Defective Gene Activates Inflammation Associated with Cystic Fibrosis

Cystic fibrosis (CF) is a genetic lung disease marked by chronic and excessive lung inflammation, mucus retention, and airway obstruction due to recurrent bacterial and viral infections. While it has been known for some time that increased cytokine interleukin-8 (IL-8) production results in hyperinflammation like that seen in CF, the exact underlying mechanisms remain debatable. A research team from Japan decided to investigate these mechanisms using molecular techniques on lung epithelial cells of patients with CF.

Their work, published in the International Journal of Molecular Sciences, examined a membrane protein known as single immunoglobulin interleukin-1 receptor (IL-1R)-related molecule (SIGIRR). SIGIRR is a negative regulator of TLRs, or "toll-like receptor" genes that cause inflammation in epithelial cells in response to pathogen-associated molecular patterns, or PAMPS. These immune signals are responsible for alerting cells of infection. Pathways that negatively regulate TLRs, such as SIGIRR, can induce inflammatory disruptions of viral infections. 
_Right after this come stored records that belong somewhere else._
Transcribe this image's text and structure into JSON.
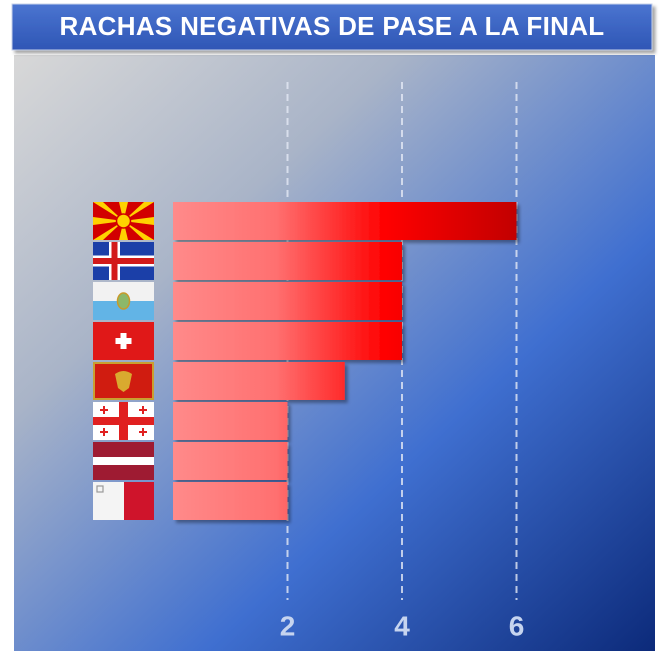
{
  "chart_data": {
    "type": "bar",
    "orientation": "horizontal",
    "title": "RACHAS NEGATIVAS DE PASE A LA FINAL",
    "categories": [
      null,
      null,
      null,
      null,
      null,
      null,
      null,
      null
    ],
    "values": [
      6,
      4,
      4,
      4,
      3,
      2,
      2,
      2
    ],
    "color": "#ff0000",
    "xlim": [
      0,
      8
    ],
    "xticks": [
      2,
      4,
      6
    ],
    "grid": true
  }
}
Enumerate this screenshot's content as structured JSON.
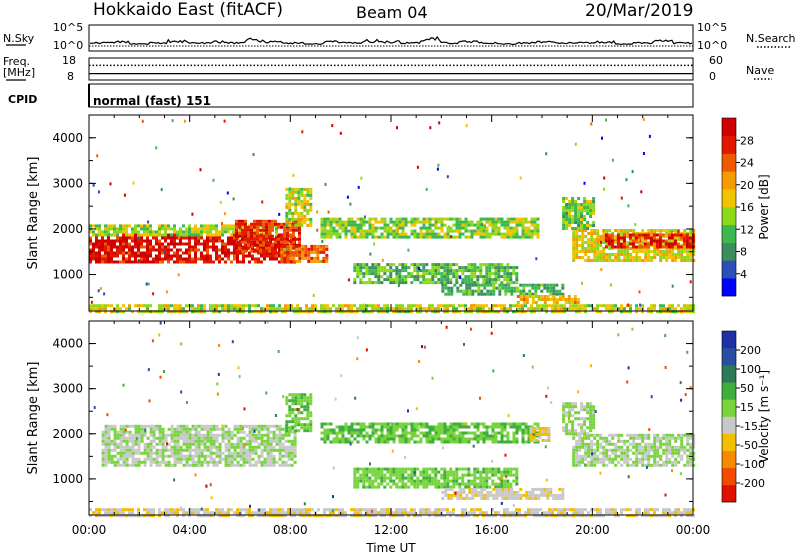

The team's findings suggested that the cell surface expression of SIGIRR was much lower in sampled CF epithelial cells compared to non-CF epithelial cells. Surprisingly, they also observed high expression of an alternative, spliced isoform of SIGIRR in CF epithelial cells, known as ∆8-SIGIRR.

"We discovered that ∆8-SIGIRR is formed due to dysfunctional mRNA splicing, which leads to the loss of a DNA segment known as exon-8 from the full-length SIGIRR, known as WT-SIGIRR," says Associate Professor Tsuyoshi Shuto from Graduate School of Pharmaceutical Sciences at Kumamoto University, Japan.

Upon further investigation, the researchers discovered that increased expression of ∆8-SIGIRR on the cell membrane of CF lung epithelial cells decreased the expression and functionality of WT-SIGIRR, making IL-37b, an anti-inflammatory molecule inhibiting TLRs, inactivation impossible. This could be another molecular mechanism contributing to CF's severe inflammation in tissues.

"Our findings will lead to a deeper understanding of the pathological function of ∆8-SIGIRR in CF. Naturally, this will pave the way for the development of novel SIGIRR-targeting drugs for previously unknown targets of CF-associated inflammation," says Professor Shuto.

IL37-SIGIRR's defective signaling, resulting in persistent activation of inflammatory TLRs, is a novel discovery into the mechanisms underlying CF-associated inflammation. In the future, the team can further investigate which drugs can effectively target these new receptors and analyze the impacts on CF-associated inflammation.